La démocratie à rude épreuve ! Ou comment remettre en cause le droit à l’expression publique des partis politiques.

mercredi 17 mai 2017
par  PCF Drôme

Dimanche 14 mai, alors qu’une équipe de campagne électorale des candidats PCF/Front de gauche de la 4ème circonscription était sur le marché du centre ancien de Romans pour distribuer de l’information, celle-ci a été vivement interpelée par les policiers municipaux lui intimant l’ordre de circuler. La diffusion de tracts de manière statique et à plusieurs n’étant pas autorisée selon le règlement des marchés invoqué par le policier municipal.

Les diffuseurs peu convaincus par cet argument décidèrent de poursuivre leur distribution, échangeant avec beaucoup de passants sur la situation politique du moment et l’enjeu pour les prochaines législatives. Ceci ne suffit pas à désamorcer le conflit ouvert avec la police municipale qui récidiva son ordre de circuler pour au final appeler la police nationale. A un moment, on a compté au moins 7 policiers présents sur place (municipaux et nationaux) pour faire face à ce grave délit et à ces dangereux délinquants !!!! De nombreux passants se sont alors arrêtés pour voir ce qu’il se passait et beaucoup sont celles et ceux qui ont témoigné leur soutien aux militants-es PCF ainsi pris à partie. L’incident est allé jusqu’à relever les noms de responsables, etc… comme s‘ils étaient de purs malfaiteurs…

De tels agissements sont inadmissibles et intolérables. D’une part, ils participent à jeter le trouble un dimanche matin sur un marché paisible où tout se passe toujours calmement et dans la bonne entente de toutes et tous. Est-ce cela la conception de la municipalité de Mme Thoraval du bien-vivre ensemble et de la sérénité au sein des quartiers, des espaces publics et de la ville de Jacquemart ?

De telles méthodes sont incompréhensibles et dangereuses. Incompréhensibles car depuis des années l’usage et la pratique ont démontré que la diffusion de tracts sur les marchés de Romans en divers points statiques n’a jamais posé un quelconque problème à qui que ce soit. Ce fait est accepté par tous, c’est même souvent des points de rencontre avec des amis, des connaissances…qui finissent dans un bar voisin. Dangereuses car qui plus est en pleine période électorale, elles s’attaquent directement au droit d’expression publique et démocratique des partis politiques. On se croirait revenu à la période où tout rassemblement supérieur à deux personnes était susceptible d’embarquement immédiat au poste pour trouble à l’ordre public.

De telles pratiques sont abusives. L’interdiction proférée s’appuie soi disant sur le règlement des marchés du 13 août 2015 décidé par la municipalité de Mme Thoraval. Or à lire attentivement ce document, rien n’interdit ni même ne se rapporte à la diffusion d’information sur les marchés par les partis politiques. La seule référence qui est faite à cela concerne la location d’emplacements par les partis politiques en période électorale pour y installer un banc. Sur le reste, RIEN ! C’est-à-dire rien qui limite ou règlemente les déambulations sur la place où se tient le marché et qui oblige ou non à être statique ou en mouvement. Rien qui précise qu’il ne faut pas diffuser de tracts ou journaux… A la limite en poussant le raisonnement des policiers municipaux, à partir du moment où 3 ou 4 personnes converseraient ensemble en un lieu du marché sans bouger, elles pourraient se voir intimer l’ordre de circuler.
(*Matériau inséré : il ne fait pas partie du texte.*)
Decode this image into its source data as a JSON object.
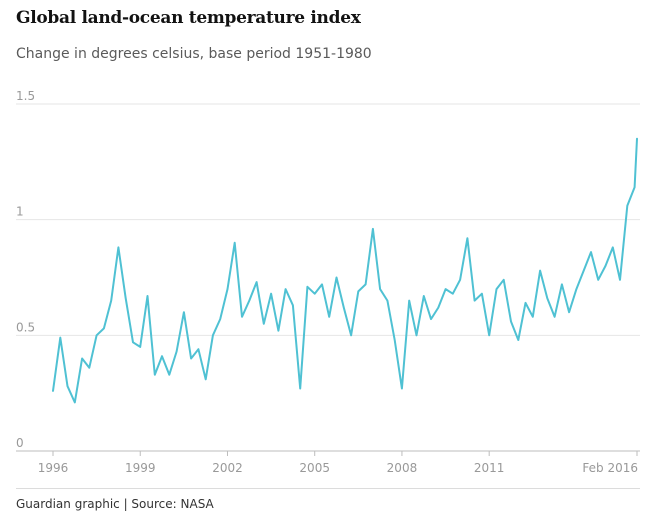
{
  "title": "Global land-ocean temperature index",
  "subtitle": "Change in degrees celsius, base period 1951-1980",
  "footer": "Guardian graphic | Source: NASA",
  "colors": {
    "line": "#4fc1d3",
    "grid": "#e6e6e6",
    "tick_text": "#999999",
    "axis": "#bdbdbd"
  },
  "chart_data": {
    "type": "line",
    "title": "Global land-ocean temperature index",
    "subtitle": "Change in degrees celsius, base period 1951-1980",
    "xlabel": "",
    "ylabel": "",
    "ylim": [
      0,
      1.5
    ],
    "xlim": [
      "1996-01",
      "2016-02"
    ],
    "yticks": [
      0,
      0.5,
      1,
      1.5
    ],
    "ytick_labels": [
      "0",
      "0.5",
      "1",
      "1.5"
    ],
    "xticks": [
      "1996-01",
      "1999-01",
      "2002-01",
      "2005-01",
      "2008-01",
      "2011-01",
      "2016-02"
    ],
    "xtick_labels": [
      "1996",
      "1999",
      "2002",
      "2005",
      "2008",
      "2011",
      "Feb 2016"
    ],
    "grid": true,
    "series": [
      {
        "color": "#4fc1d3",
        "x": [
          "1996-01",
          "1996-04",
          "1996-07",
          "1996-10",
          "1997-01",
          "1997-04",
          "1997-07",
          "1997-10",
          "1998-01",
          "1998-04",
          "1998-07",
          "1998-10",
          "1999-01",
          "1999-04",
          "1999-07",
          "1999-10",
          "2000-01",
          "2000-04",
          "2000-07",
          "2000-10",
          "2001-01",
          "2001-04",
          "2001-07",
          "2001-10",
          "2002-01",
          "2002-04",
          "2002-07",
          "2002-10",
          "2003-01",
          "2003-04",
          "2003-07",
          "2003-10",
          "2004-01",
          "2004-04",
          "2004-07",
          "2004-10",
          "2005-01",
          "2005-04",
          "2005-07",
          "2005-10",
          "2006-01",
          "2006-04",
          "2006-07",
          "2006-10",
          "2007-01",
          "2007-04",
          "2007-07",
          "2007-10",
          "2008-01",
          "2008-04",
          "2008-07",
          "2008-10",
          "2009-01",
          "2009-04",
          "2009-07",
          "2009-10",
          "2010-01",
          "2010-04",
          "2010-07",
          "2010-10",
          "2011-01",
          "2011-04",
          "2011-07",
          "2011-10",
          "2012-01",
          "2012-04",
          "2012-07",
          "2012-10",
          "2013-01",
          "2013-04",
          "2013-07",
          "2013-10",
          "2014-01",
          "2014-04",
          "2014-07",
          "2014-10",
          "2015-01",
          "2015-04",
          "2015-07",
          "2015-10",
          "2016-01",
          "2016-02"
        ],
        "y": [
          0.26,
          0.49,
          0.28,
          0.21,
          0.4,
          0.36,
          0.5,
          0.53,
          0.65,
          0.88,
          0.66,
          0.47,
          0.45,
          0.67,
          0.33,
          0.41,
          0.33,
          0.43,
          0.6,
          0.4,
          0.44,
          0.31,
          0.5,
          0.57,
          0.7,
          0.9,
          0.58,
          0.65,
          0.73,
          0.55,
          0.68,
          0.52,
          0.7,
          0.63,
          0.27,
          0.71,
          0.68,
          0.72,
          0.58,
          0.75,
          0.62,
          0.5,
          0.69,
          0.72,
          0.96,
          0.7,
          0.65,
          0.48,
          0.27,
          0.65,
          0.5,
          0.67,
          0.57,
          0.62,
          0.7,
          0.68,
          0.74,
          0.92,
          0.65,
          0.68,
          0.5,
          0.7,
          0.74,
          0.56,
          0.48,
          0.64,
          0.58,
          0.78,
          0.66,
          0.58,
          0.72,
          0.6,
          0.7,
          0.78,
          0.86,
          0.74,
          0.8,
          0.88,
          0.74,
          1.06,
          1.14,
          1.35
        ]
      }
    ]
  }
}
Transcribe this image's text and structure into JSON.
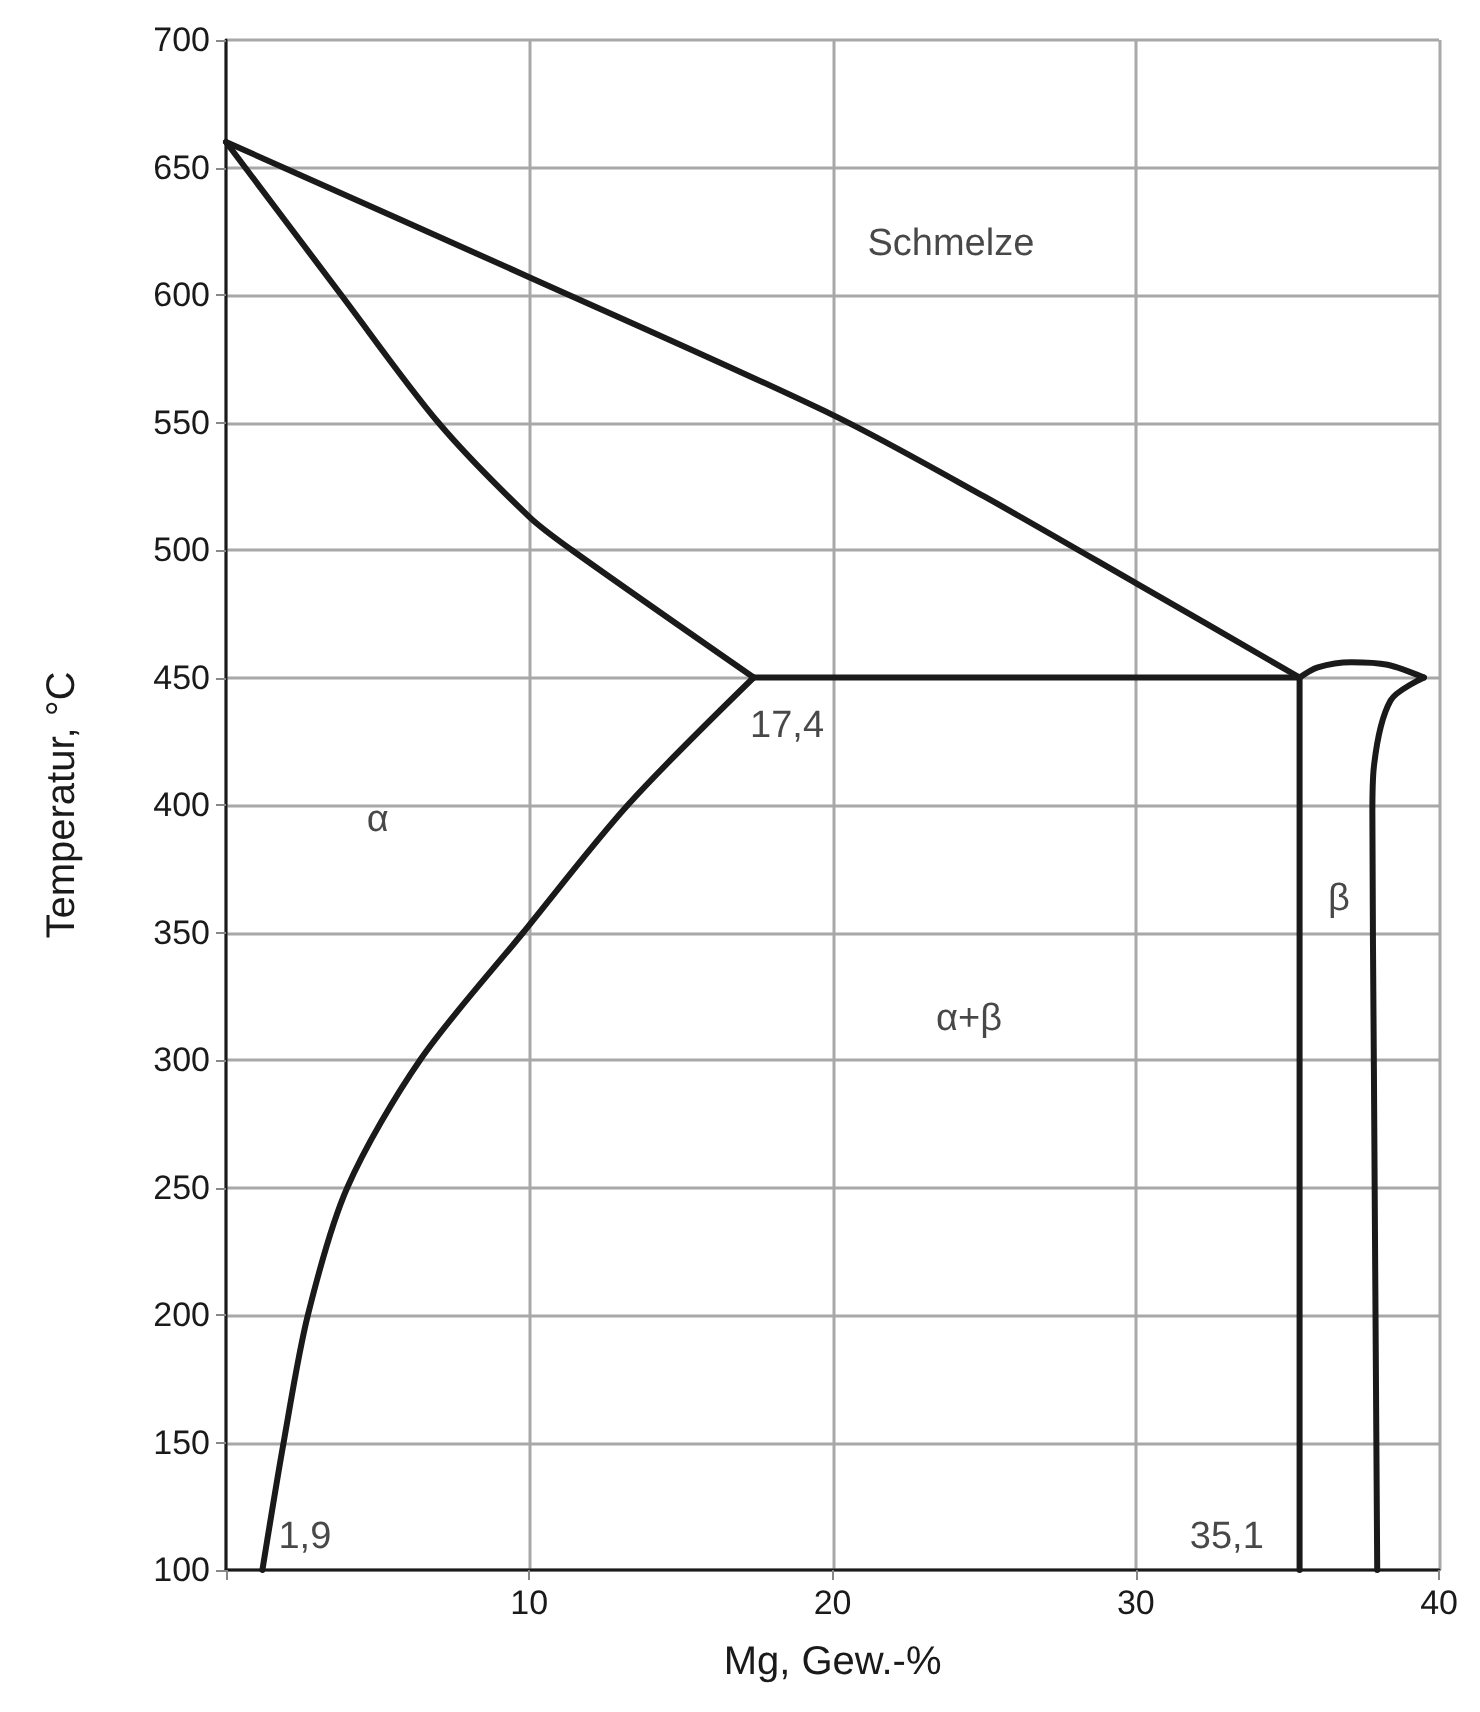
{
  "chart_data": {
    "type": "line",
    "xlabel": "Mg, Gew.-%",
    "ylabel": "Temperatur, °C",
    "xlim": [
      0,
      40
    ],
    "xticks": [
      {
        "value": 0,
        "label": null
      },
      10,
      20,
      30,
      40
    ],
    "ylim": [
      100,
      700
    ],
    "yticks": [
      100,
      150,
      200,
      250,
      300,
      350,
      400,
      450,
      500,
      550,
      600,
      650,
      700
    ],
    "grid": true,
    "marker": "none",
    "line_style": "solid",
    "series": [
      {
        "color": "#1a1a1a",
        "x": [
          0,
          10,
          20,
          25,
          30,
          35.4
        ],
        "values": [
          660,
          607,
          553,
          521,
          487,
          450
        ]
      },
      {
        "color": "#1a1a1a",
        "x": [
          0,
          3.8,
          7.0,
          10,
          11.4,
          17.4
        ],
        "values": [
          660,
          600,
          550,
          513,
          500,
          450
        ]
      },
      {
        "color": "#1a1a1a",
        "x": [
          17.4,
          13.25,
          9.8,
          6.4,
          4.0,
          2.7,
          1.9,
          1.2
        ],
        "values": [
          450,
          400,
          350,
          300,
          250,
          200,
          150,
          100
        ]
      },
      {
        "color": "#1a1a1a",
        "x": [
          17.4,
          35.4
        ],
        "values": [
          450,
          450
        ]
      },
      {
        "color": "#1a1a1a",
        "x": [
          35.4,
          35.4
        ],
        "values": [
          450,
          100
        ]
      },
      {
        "color": "#1a1a1a",
        "x": [
          35.4,
          36.0,
          37.1,
          38.3,
          39.5
        ],
        "values": [
          450,
          454,
          456,
          455,
          450
        ]
      },
      {
        "color": "#1a1a1a",
        "x": [
          39.5,
          38.4,
          37.85,
          37.8,
          37.85,
          37.96
        ],
        "values": [
          450,
          441,
          415,
          397,
          297,
          100
        ]
      }
    ],
    "annotations": [
      "Schmelze",
      "α",
      "α+β",
      "β",
      "17,4",
      "1,9",
      "35,1"
    ]
  }
}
Ou alors est-ce simplement le fait d’avoir un tract à la main et de le diffuser qui déclencherait cet ordre ?

De toute évidence, nous sommes là face à une interprétation abusive par la municipalité de Romans de son propre règlement. Nous sommes de manière plus manifeste encore face à un excès de pouvoir caractérisé de cette Municipalité, un excès de pouvoir qui vise à entraver la libre expression publique et démocratique des partis politiques, des syndicats et autres associations. Sans doute que le parti communiste est une cible privilégiée de cet acharnement comme nous avons d’ailleurs pu le constater avec le refus de Geneviève Girard, Maire de Portes-lès-Valence de nous permettre d’organiser la prochaine fête des Allobroges.

Pour l’heure, nous avons transmis ce dossier à un avocat et nous nous réservons toute possibilité d’agir par tous moyens pour informer la population et les instances préfectorales et judiciaires de cette situation. Il s’agit pour nous de défendre le droit d’expression plurielle et démocratique à Romans comme dans toute la Drôme.